The show follows the aging Sandy Kominsky (Micheal Douglas), a one time aspiring actor from New York who ended up in LA and never quite made the cut.  So he became an acting coach and opened his own school of acting, which he runs with his daughter.  He has still lived the LA lifestyle, has been married three times, has slept with numerous stars, and tends to favor much younger women.

The show begins by contrasting him with his best friend, Norman Newlander, who came out from New York with Sandy and who found great success as an agent and runs a major talent agency in LA.  He is also Sandy’s agent, but never finds Sandy any work.  Norman is played by Alan Arkin in that very typical cranky, cynical character that has worked for him for so much of his career.

The show is very good and we burned through all three seasons pretty quickly.  It does remind me a bit of Brockmire in form, if not in content, as it starts off as a pretty light show about two cranky old guys complaining about their prostates and Norman chiding Sandy about who he is sleeping with, and then develops into a much more serious show about death, children, and one’s legacy.  But it remains funny and and not too heavy.

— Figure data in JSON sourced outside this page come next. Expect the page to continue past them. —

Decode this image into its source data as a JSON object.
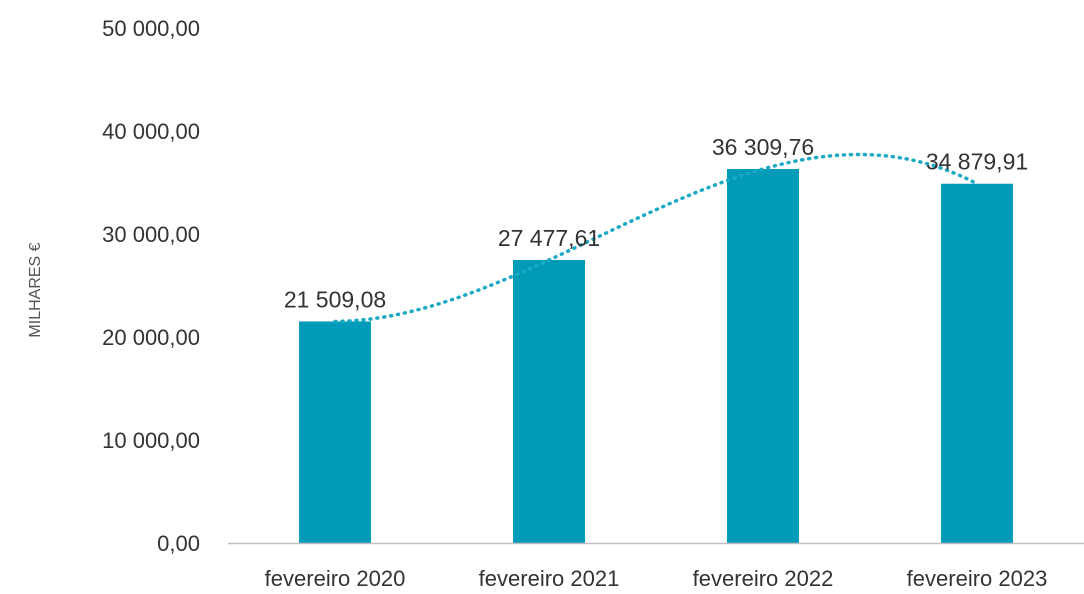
{
  "chart_data": {
    "type": "bar",
    "title": "",
    "xlabel": "",
    "ylabel": "MILHARES €",
    "categories": [
      "fevereiro  2020",
      "fevereiro  2021",
      "fevereiro  2022",
      "fevereiro  2023"
    ],
    "values": [
      21509.08,
      27477.61,
      36309.76,
      34879.91
    ],
    "value_labels": [
      "21 509,08",
      "27 477,61",
      "36 309,76",
      "34 879,91"
    ],
    "ylim": [
      0,
      50000
    ],
    "yticks": [
      0,
      10000,
      20000,
      30000,
      40000,
      50000
    ],
    "ytick_labels": [
      "0,00",
      "10 000,00",
      "20 000,00",
      "30 000,00",
      "40 000,00",
      "50 000,00"
    ],
    "grid": false,
    "legend": "none",
    "trendline": {
      "type": "polynomial",
      "style": "dotted"
    },
    "colors": {
      "bar": "#009bb8",
      "trendline": "#1aa9c4",
      "axis": "#bfbfbf"
    }
  }
}
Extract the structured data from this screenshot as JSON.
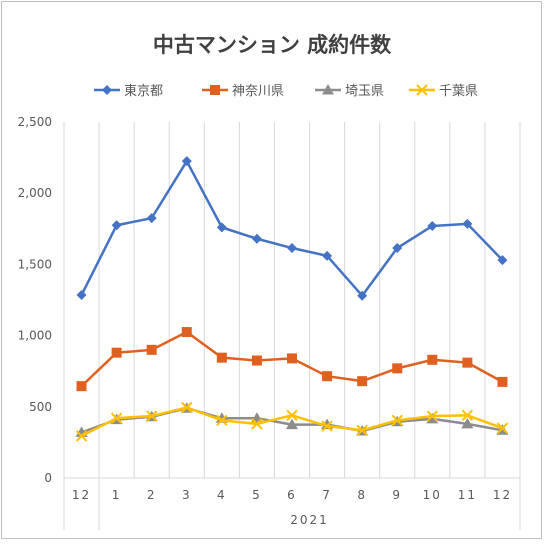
{
  "chart_data": {
    "type": "line",
    "title": "中古マンション 成約件数",
    "categories": [
      "12",
      "1",
      "2",
      "3",
      "4",
      "5",
      "6",
      "7",
      "8",
      "9",
      "10",
      "11",
      "12"
    ],
    "year_label": "2021",
    "ylim": [
      0,
      2500
    ],
    "yticks": [
      "0",
      "500",
      "1,000",
      "1,500",
      "2,000",
      "2,500"
    ],
    "ytick_values": [
      0,
      500,
      1000,
      1500,
      2000,
      2500
    ],
    "grid": "vertical",
    "legend_position": "top",
    "series": [
      {
        "name": "東京都",
        "color": "#4472C4",
        "marker": "diamond",
        "values": [
          1285,
          1775,
          1825,
          2225,
          1760,
          1680,
          1615,
          1560,
          1280,
          1615,
          1770,
          1785,
          1530
        ]
      },
      {
        "name": "神奈川県",
        "color": "#E0601F",
        "marker": "square",
        "values": [
          645,
          880,
          900,
          1025,
          845,
          825,
          840,
          715,
          680,
          770,
          830,
          810,
          675
        ]
      },
      {
        "name": "埼玉県",
        "color": "#8C8C8C",
        "marker": "triangle",
        "values": [
          320,
          410,
          430,
          490,
          420,
          420,
          375,
          375,
          330,
          395,
          415,
          380,
          335
        ]
      },
      {
        "name": "千葉県",
        "color": "#FFC000",
        "marker": "x",
        "values": [
          295,
          420,
          435,
          495,
          405,
          380,
          440,
          365,
          335,
          405,
          435,
          440,
          350
        ]
      }
    ]
  }
}
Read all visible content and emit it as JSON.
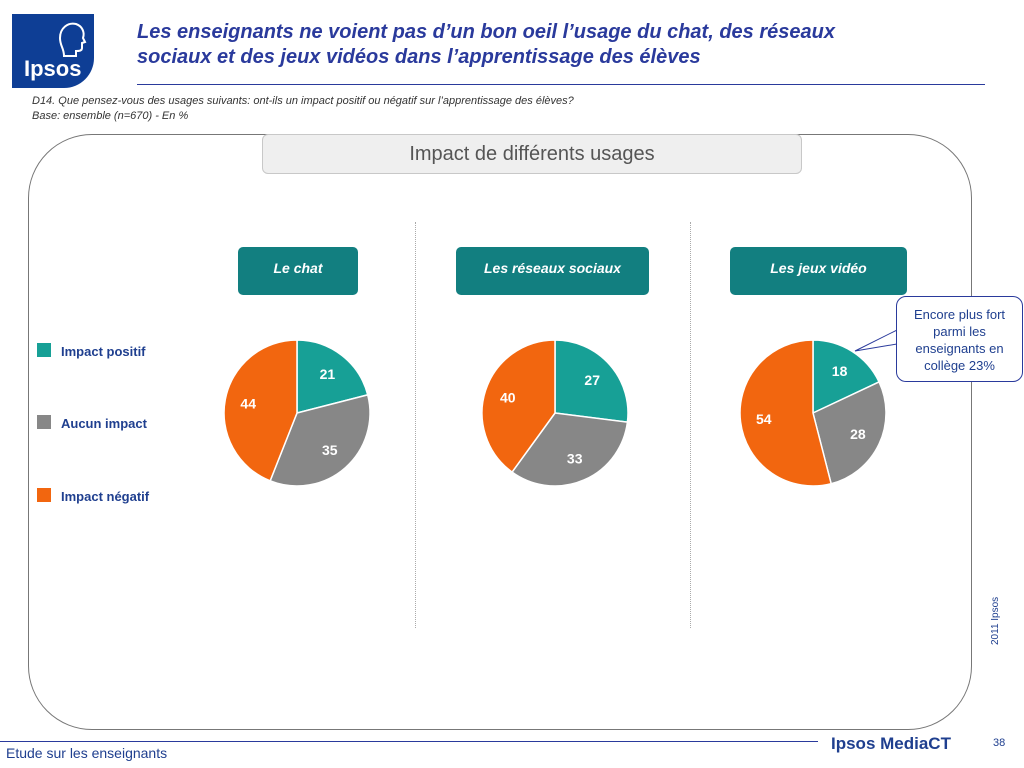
{
  "logo": {
    "text": "Ipsos"
  },
  "header": {
    "title_line1": "Les enseignants ne voient pas d’un bon oeil l’usage du chat, des réseaux",
    "title_line2": "sociaux et des jeux vidéos dans l’apprentissage des élèves"
  },
  "question": {
    "text": "D14. Que pensez-vous des usages suivants: ont-ils un impact positif ou négatif sur l’apprentissage des élèves?",
    "base": "Base: ensemble (n=670) - En %"
  },
  "banner": {
    "title": "Impact de différents usages"
  },
  "chart_data": {
    "type": "pie",
    "title": "Impact de différents usages",
    "legend": [
      "Impact positif",
      "Aucun impact",
      "Impact négatif"
    ],
    "legend_placement": "left",
    "colors": [
      "#17a096",
      "#878787",
      "#f2660f"
    ],
    "charts": [
      {
        "name": "Le chat",
        "labels": [
          "Impact positif",
          "Aucun impact",
          "Impact négatif"
        ],
        "values": [
          21,
          35,
          44
        ]
      },
      {
        "name": "Les réseaux sociaux",
        "labels": [
          "Impact positif",
          "Aucun impact",
          "Impact négatif"
        ],
        "values": [
          27,
          33,
          40
        ]
      },
      {
        "name": "Les jeux vidéo",
        "labels": [
          "Impact positif",
          "Aucun impact",
          "Impact négatif"
        ],
        "values": [
          18,
          28,
          54
        ]
      }
    ]
  },
  "callout": {
    "text": "Encore plus fort parmi les enseignants en collège 23%"
  },
  "copyright": "2011 Ipsos",
  "footer": {
    "left": "Etude sur les enseignants",
    "brand": "Ipsos MediaCT",
    "page": "38"
  }
}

This has been floating around in my periphery for a while.  Netflix kept pushing it at me as a recommendation for years, and it has a reputation as a show with a cult following, but the show’s description on the service did not spark any interest, nor did the title card featuring Ken Jeong dressed as Napoleon.  Not that I dislike him, but a little bit of Ken Jeong can go a long way.

And then I found out that Rick & Morty season five wasn’t going to be on any of my streaming services until the season was complete… looking at you HBO Max after you made a big deal about how you now have the show… you can get first run movies but can’t get an Adult Swim cartoon until it has been aired elsewhere I guess… and started looking up Dan Harmon to see what his problem was and made the connection with Community, which is basically the show he did before Rick & Morty.  So I started to watch it.

The basic, first episode premise, is that now ex-lawyer Jeff Winger, having be caught out lying about having a bachelor’s degree, enrolls at Greendale Community College in an effort to find the shortest path between him and a degree so he can get back to what he is good at.  His plan involves finding a study group that he can use to help him along.  He lies to them about being a professional tutor to get them to join him, but they somehow become a solid group.

While Jeff is the main character and the de facto leader of the group, it is TV and movie obsessed Abed who is their soul as well as being the wink towards breaking the 4th wall as he describes their situations in movie and TV tropes and cliches which the show often then embraces.

Anyway, I am through season two and am hooked.  It is a show that I laugh out loud at regularly, as my daughter can attest.  My main problem is that I started watching it on my own, and now I wonder if I should go back and rewatch the first two seasons with my wife, get her to just pick up in season three, or simply keep the show to myself.